As it turned out, we were out of cereal. As it also turned out, I was hungry. I wrangled my two youngest kids to head to Sobey’s as well as a little surprise.
What was the surprise?
Breakfast+hunger+kids= (you guessed it) McDonald’s
The kids scarfed down their hashbrown and proceeded to the play structure. This particular structure was made of multiple circles with large holes in each one that allowed children (not too small or too big) to climb through to the next.
As they ran off, I was excited for a few minutes of just sitting. I was tired from a late night of watching sports (’tis the season), I had a sore throat, and my leg was a little sore (Achilles ruptured 21 weeks ago).
It wasn’t even five minutes before my son came running to me.
“Dad, Dad!” Zeke exclaimed. “Karis is stuck.”
Good Grief! There is no way that this tired, old, sore body was going to be able to contort through those tiny holes. Now, if I had been born a snake, I could have slithered my way up to the very very top of the play structure to my daughter. If I had to, I could have probably found a way. However, she got herself up to the top, and she could get herself down. After all, she knew that if she climbed to the top, she would get stuck. I even reminded her before she went.
Karis didn’t take too kindly to getting down. She was crippled by fear as she clutched onto the plastic bubble located 25 feet above the ground. She started crying, “Daddy! Daddy! I’m scared! I’m stuck!”
That is when I sent my son.
Even though Karis had got herself into the situation, she couldn’t get her self out. She needed help. Luckily, my son was more than willing to go.

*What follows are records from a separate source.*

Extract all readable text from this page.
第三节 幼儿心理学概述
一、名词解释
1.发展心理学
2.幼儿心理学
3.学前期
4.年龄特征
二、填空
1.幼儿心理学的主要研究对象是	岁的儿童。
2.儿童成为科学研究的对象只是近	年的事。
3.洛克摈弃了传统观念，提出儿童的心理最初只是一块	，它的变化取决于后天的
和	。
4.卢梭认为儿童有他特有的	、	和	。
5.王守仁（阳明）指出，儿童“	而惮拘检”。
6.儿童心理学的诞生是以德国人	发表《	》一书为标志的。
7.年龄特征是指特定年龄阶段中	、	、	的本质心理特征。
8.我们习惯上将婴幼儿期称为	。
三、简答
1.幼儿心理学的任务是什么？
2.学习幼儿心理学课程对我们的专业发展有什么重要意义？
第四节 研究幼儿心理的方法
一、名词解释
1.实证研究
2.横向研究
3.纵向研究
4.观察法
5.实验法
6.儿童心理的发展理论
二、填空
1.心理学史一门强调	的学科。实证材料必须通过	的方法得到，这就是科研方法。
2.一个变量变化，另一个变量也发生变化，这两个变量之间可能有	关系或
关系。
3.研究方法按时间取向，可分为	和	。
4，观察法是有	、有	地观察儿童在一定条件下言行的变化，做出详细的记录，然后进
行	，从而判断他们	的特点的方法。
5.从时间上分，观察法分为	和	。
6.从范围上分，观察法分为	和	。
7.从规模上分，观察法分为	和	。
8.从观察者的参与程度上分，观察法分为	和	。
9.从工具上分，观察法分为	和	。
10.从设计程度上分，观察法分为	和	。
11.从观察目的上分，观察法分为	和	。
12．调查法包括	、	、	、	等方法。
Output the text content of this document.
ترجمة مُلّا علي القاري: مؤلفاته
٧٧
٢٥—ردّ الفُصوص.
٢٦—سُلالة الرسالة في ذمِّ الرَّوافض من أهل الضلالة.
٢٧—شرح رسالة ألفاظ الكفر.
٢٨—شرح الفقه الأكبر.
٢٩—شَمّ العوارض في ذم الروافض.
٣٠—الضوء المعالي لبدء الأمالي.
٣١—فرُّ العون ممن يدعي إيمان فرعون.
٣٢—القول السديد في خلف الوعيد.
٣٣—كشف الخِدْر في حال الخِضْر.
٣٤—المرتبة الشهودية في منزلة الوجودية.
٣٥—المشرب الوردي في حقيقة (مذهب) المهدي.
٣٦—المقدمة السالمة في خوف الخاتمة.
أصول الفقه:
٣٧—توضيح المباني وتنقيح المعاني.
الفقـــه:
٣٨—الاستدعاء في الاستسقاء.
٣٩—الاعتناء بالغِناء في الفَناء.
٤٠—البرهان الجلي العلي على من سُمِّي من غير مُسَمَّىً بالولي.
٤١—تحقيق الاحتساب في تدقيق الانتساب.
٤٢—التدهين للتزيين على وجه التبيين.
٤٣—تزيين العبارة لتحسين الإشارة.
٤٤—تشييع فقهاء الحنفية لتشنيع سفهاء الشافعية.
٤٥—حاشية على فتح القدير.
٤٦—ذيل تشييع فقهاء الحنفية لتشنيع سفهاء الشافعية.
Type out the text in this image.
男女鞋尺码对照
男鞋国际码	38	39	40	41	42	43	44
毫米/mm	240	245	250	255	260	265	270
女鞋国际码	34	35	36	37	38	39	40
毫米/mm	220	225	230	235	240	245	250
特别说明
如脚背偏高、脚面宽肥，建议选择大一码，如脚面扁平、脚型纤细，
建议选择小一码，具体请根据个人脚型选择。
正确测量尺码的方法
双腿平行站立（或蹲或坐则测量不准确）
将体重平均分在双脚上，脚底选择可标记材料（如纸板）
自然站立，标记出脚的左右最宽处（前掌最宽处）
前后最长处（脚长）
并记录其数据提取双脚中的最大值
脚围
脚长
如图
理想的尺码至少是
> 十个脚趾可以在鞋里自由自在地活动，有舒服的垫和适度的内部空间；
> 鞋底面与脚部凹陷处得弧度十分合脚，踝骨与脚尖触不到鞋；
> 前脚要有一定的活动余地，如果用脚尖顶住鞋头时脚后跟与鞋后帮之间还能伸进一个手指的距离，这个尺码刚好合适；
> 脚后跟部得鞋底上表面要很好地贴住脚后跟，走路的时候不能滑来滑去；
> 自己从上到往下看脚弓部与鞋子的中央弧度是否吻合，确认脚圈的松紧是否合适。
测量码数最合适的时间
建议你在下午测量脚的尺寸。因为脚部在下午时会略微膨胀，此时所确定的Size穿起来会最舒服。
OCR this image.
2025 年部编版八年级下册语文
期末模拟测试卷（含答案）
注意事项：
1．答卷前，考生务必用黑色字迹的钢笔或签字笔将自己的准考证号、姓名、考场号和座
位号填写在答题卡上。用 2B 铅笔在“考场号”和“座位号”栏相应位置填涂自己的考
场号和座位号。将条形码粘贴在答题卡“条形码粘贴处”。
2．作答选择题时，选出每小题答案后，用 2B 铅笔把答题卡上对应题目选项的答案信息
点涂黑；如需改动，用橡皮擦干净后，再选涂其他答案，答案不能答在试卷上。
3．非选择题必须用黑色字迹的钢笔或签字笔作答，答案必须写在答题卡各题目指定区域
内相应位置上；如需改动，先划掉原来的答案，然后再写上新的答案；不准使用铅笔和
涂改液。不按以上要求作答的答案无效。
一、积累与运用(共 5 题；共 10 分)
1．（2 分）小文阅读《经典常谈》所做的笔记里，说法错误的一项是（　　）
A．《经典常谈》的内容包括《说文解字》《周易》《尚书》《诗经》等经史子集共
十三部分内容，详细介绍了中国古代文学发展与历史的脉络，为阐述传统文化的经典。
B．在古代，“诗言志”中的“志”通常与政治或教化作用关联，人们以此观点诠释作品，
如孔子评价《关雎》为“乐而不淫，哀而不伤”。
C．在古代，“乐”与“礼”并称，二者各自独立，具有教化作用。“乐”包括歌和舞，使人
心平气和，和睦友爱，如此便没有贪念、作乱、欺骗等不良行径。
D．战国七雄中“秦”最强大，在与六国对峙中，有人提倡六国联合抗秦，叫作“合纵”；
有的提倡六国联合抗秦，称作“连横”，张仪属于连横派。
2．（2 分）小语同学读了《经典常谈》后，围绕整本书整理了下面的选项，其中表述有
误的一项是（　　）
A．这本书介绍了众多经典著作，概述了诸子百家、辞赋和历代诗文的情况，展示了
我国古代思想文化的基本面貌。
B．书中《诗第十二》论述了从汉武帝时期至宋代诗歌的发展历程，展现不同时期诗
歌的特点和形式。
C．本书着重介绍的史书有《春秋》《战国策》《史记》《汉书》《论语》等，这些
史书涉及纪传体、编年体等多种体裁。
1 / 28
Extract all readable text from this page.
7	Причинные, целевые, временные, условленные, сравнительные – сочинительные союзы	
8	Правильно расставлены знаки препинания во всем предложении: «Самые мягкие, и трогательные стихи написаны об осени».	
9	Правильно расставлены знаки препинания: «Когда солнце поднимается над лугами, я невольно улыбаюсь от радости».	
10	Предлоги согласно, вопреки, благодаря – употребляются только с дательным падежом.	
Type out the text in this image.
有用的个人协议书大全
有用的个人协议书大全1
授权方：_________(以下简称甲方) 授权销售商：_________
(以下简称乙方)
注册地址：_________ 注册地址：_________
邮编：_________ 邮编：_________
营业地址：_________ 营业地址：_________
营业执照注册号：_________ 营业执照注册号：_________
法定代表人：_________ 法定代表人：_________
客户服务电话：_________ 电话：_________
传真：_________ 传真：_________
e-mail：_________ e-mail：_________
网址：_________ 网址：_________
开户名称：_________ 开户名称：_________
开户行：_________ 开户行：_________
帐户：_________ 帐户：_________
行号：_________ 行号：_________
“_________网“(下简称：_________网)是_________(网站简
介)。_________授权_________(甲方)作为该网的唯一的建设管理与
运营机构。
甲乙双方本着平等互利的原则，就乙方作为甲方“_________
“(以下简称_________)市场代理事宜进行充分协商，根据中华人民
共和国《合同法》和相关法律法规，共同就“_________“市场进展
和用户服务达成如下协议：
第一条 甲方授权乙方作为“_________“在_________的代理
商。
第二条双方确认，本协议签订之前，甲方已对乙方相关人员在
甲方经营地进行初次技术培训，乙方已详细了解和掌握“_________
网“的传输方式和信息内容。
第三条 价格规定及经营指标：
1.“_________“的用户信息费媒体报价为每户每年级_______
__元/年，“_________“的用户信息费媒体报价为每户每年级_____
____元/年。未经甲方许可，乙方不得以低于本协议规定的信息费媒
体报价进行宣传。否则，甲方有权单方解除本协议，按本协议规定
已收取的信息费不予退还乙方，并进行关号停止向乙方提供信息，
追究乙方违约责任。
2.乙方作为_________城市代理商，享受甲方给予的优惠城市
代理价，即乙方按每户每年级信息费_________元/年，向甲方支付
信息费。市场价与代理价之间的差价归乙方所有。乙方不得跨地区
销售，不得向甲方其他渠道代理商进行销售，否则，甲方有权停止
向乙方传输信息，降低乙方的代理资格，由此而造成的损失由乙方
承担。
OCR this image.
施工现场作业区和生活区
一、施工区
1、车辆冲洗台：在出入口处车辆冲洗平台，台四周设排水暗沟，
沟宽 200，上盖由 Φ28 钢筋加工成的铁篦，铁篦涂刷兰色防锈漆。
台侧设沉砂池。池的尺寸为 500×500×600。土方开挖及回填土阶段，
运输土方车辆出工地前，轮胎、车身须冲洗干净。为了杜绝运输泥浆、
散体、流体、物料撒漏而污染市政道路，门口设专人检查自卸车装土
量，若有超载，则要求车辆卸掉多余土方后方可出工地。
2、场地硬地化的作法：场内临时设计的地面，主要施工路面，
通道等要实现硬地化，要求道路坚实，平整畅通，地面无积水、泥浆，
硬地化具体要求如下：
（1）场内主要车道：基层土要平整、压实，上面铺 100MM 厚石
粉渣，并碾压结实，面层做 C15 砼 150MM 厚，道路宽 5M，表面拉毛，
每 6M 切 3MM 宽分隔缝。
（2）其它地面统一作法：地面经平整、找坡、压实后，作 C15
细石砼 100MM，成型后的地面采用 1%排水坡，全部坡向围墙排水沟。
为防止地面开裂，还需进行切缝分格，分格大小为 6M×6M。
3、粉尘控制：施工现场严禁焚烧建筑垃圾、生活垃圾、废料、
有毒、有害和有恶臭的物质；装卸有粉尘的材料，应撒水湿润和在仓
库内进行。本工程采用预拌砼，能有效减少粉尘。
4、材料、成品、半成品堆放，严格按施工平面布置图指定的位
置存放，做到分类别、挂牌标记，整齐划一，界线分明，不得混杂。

I was so proud of him as he spoke to her with love and compassion reassuring her it was going to be okay and that she just needed to trust him.
“I won’t let you fall. You just have to trust me, Karis. I can help you down.”
10 MINUTES! If I were Zeke, I would have lost my poop by that point. He stood there continually reassuring her that it was going to be okay–over and over again saying, “You just need to trust me.”
As I stood there, my frustration over this predicament began to dissipate. I was starting to feel my emotions well up as the Holy Spirit reminded me of how when I was stuck, in the consequences of my own wrong decision, my heavenly Father sent his son, Jesus.
“For God so loved the world that he gave his one and only Son…”
Even more moving, the fact that God didn’t chastise me from afar.
“For God did not send his Son into the world to condemn the world, but to save the world through him.”
Zeke eventually convinced Karis to trust him, and they made their way down, but I think of how different it would have gone if instead of love, patience, kindness, compassion; he spoke vitreal, wrath, judgement, fear — knowing my daughter, probably not well. Luckily for her, Zeke was there (Ezekiel means, God will strengthen) to be her strength when she had none. He was willing to give her what she needed, how she needed it at that moment, grace through love (Karis is our take on Charis, which means grace).
Harold Fickett Jr. writes, “My favourite definition is, ‘Grace is God thinking in terms of what a man needs, rather than in terms of what he deserves.'”
It reminds me of that popular song by Hillsong United,
and you came to my rescue…”
As Psalm 40 says and U2 echoes,
“He inclined and heard my cry
He brought me up out of the pit
Out of the mire and clay.”
Maybe you feel stuck. Call out to God. His son, Jesus, is waiting with grace-filled arms to help you. He doesn’t stand there with a pointed finger. He isn’t a master rubbing your nose in your dirt. Jesus comes with no condemnation, but in hope and hope secure. It is a hope that will never ever fails. I love how the King James Version put Romans 5:5, “And hope maketh not ashamed; because the love of God is shed abroad in our hearts by the Holy Ghost which is given unto us.”
Though we may be stuck God sent his son to bring hope. It’s a hope that doesn’t carry shame but one of freedom. It’s a hope that comes into our hearts and can consume even the darkest corners but we have to be willing to let it. Not shame, but hope. Not condemnation, but compassion. Not wrath, but love.
I am thankful that while in a McDonald’s playground, the Holy Spirit reminded me that the Father sent his son, just as I sent my son.